In Bamako my uncle decided to take care of me and pay for my needs and my education. He got me into soccer school since I was a little kid. I was getting good at soccer thanks to him. He was like a father to me.

In 2012 the president of Mali escaped because of the coup d’état. In that phase two military forces were fighting each other and my uncle was accidentally involved in a gun firing. He died. At that point nobody could take care of me and I had no money so I left school and I found a job as laborer, but it was a hard life. I was working from 8 in the morning till 4 in the evening getting a miserable pay. I was destroyed, my uncle was dead. He was all my life.

I decided to go to Algeria. I stayed there for five months doing all kinds of jobs. It was terrible. So from there I went to Libya which was even worse. Everyone was carrying guns. You would work and they wouldn’t even pay you or sometimes people would just come to your place and steal your mobile and your money. It was too risky. I knew that if I would stay in Libya I would risk my life as much as if I would get on a boat trying to reach Europe. There was no difference anymore, the risk was just the same. After seven months I got on a boat. I knew it could have killed me, I didn’t even know how to swim, it was the first time I had seen the sea.”
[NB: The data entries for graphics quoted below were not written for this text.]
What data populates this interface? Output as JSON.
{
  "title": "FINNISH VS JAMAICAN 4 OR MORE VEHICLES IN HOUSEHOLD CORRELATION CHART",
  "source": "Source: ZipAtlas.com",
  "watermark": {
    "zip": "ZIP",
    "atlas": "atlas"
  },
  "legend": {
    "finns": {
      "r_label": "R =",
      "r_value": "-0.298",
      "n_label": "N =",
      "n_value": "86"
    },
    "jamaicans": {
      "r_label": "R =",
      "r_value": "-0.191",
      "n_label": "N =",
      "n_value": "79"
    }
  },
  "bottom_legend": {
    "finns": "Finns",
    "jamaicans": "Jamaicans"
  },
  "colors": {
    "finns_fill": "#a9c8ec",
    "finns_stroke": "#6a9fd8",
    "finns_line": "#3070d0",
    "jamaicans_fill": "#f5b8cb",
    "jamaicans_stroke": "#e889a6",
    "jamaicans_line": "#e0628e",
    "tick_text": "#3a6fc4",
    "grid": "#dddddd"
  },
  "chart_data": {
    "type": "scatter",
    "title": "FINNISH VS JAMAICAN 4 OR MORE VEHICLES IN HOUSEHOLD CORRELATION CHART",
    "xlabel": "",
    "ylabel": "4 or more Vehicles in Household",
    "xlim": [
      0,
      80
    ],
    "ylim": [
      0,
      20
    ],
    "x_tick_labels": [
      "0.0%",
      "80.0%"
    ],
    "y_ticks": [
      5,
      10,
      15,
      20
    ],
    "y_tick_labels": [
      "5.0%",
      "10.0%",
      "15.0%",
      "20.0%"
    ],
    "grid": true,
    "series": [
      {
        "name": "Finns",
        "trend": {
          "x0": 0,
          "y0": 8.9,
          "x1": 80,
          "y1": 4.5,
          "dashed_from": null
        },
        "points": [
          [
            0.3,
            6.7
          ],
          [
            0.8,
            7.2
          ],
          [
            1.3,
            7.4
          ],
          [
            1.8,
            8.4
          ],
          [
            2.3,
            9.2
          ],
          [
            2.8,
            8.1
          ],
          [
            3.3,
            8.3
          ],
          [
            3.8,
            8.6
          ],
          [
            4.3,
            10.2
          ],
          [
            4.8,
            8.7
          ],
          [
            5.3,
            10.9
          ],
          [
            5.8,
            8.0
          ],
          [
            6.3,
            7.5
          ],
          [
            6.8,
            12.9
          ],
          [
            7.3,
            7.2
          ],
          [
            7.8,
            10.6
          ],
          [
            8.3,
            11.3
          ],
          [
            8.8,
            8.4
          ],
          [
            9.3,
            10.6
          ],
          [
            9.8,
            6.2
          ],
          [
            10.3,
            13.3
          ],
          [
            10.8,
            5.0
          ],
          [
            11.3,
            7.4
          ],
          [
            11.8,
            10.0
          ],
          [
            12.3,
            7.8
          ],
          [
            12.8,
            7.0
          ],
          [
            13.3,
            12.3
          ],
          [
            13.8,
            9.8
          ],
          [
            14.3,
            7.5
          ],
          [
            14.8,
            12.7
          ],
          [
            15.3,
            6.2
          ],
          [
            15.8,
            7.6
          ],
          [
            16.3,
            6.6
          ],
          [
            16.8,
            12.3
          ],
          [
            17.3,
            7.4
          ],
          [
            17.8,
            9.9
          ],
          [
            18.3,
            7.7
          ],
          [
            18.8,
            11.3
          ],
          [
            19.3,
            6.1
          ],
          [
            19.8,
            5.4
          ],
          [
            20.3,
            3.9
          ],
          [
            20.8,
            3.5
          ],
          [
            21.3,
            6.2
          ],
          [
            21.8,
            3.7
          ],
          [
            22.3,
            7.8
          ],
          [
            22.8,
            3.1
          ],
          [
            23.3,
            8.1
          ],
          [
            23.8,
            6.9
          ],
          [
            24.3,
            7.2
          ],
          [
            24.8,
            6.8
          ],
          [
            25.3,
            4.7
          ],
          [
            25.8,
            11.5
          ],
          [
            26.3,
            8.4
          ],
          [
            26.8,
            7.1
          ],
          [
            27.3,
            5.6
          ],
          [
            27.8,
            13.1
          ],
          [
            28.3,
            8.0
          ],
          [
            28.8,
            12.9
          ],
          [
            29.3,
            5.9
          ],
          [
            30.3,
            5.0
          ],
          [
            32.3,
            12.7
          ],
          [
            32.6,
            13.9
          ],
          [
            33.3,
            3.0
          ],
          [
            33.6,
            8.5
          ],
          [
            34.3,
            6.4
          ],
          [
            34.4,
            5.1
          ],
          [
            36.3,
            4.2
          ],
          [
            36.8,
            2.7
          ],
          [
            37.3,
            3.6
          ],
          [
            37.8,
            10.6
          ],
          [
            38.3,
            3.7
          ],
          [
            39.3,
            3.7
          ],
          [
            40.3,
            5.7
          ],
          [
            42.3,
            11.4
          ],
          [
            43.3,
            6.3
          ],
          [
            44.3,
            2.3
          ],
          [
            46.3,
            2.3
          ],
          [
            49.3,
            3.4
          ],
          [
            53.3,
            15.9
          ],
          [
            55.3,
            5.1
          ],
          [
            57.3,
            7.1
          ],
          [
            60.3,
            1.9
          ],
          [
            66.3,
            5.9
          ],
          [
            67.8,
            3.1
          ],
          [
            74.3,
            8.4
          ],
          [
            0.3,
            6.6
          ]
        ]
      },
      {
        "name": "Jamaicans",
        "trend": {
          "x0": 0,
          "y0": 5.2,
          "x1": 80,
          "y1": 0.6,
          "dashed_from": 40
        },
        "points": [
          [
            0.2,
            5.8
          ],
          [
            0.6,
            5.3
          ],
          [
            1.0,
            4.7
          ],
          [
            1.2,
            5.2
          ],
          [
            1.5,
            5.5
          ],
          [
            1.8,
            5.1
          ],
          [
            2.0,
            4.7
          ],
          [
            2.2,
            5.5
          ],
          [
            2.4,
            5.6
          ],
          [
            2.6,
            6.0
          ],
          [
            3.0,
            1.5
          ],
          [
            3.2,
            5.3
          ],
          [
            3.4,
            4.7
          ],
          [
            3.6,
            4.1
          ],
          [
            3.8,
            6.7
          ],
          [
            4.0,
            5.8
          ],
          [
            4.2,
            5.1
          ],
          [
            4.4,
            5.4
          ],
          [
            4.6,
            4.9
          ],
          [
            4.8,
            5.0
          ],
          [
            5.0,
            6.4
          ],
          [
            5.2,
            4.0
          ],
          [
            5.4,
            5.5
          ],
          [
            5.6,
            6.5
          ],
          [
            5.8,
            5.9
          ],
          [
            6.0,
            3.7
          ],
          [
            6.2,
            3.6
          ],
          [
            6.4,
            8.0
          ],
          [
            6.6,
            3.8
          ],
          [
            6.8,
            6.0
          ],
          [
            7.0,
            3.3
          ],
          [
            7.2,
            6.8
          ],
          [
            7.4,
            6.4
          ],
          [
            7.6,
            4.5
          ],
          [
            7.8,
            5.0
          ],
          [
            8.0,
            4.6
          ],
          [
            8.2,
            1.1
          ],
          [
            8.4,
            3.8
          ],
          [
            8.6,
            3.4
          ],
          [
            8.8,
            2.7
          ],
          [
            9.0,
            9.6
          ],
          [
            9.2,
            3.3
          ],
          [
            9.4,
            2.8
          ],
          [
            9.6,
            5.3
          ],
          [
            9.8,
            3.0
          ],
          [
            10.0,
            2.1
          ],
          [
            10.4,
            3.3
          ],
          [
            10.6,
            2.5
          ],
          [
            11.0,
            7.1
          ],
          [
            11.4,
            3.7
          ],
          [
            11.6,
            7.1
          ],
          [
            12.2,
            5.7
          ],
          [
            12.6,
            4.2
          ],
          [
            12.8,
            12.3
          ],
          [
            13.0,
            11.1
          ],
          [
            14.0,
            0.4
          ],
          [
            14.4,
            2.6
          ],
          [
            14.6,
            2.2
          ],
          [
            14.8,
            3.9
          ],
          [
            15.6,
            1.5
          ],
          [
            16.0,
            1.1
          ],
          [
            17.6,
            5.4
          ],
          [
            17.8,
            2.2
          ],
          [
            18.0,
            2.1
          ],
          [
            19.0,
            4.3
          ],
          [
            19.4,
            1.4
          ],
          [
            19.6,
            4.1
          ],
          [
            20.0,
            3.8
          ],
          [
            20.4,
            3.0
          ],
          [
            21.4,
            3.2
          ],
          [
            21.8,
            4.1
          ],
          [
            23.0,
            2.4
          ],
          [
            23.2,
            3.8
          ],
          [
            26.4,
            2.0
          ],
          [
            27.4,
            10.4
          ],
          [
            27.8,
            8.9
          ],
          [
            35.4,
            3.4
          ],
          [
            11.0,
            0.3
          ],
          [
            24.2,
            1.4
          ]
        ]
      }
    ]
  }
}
Y arrived in Sicily in about 24 hours. During the five months he spent in the school he met a man and a woman who offered to become his tutors. Right now they are taking care of him and had put him in contact with the manager of a Sicilian soccer team. A few weeks later after seeing him play he offered him a contract as a soccer player and a room to live. After all he went through Y found another chance to change his life for the better. He is now living a dream and is just waiting for a confirmation call to move out of the school and start playing soccer.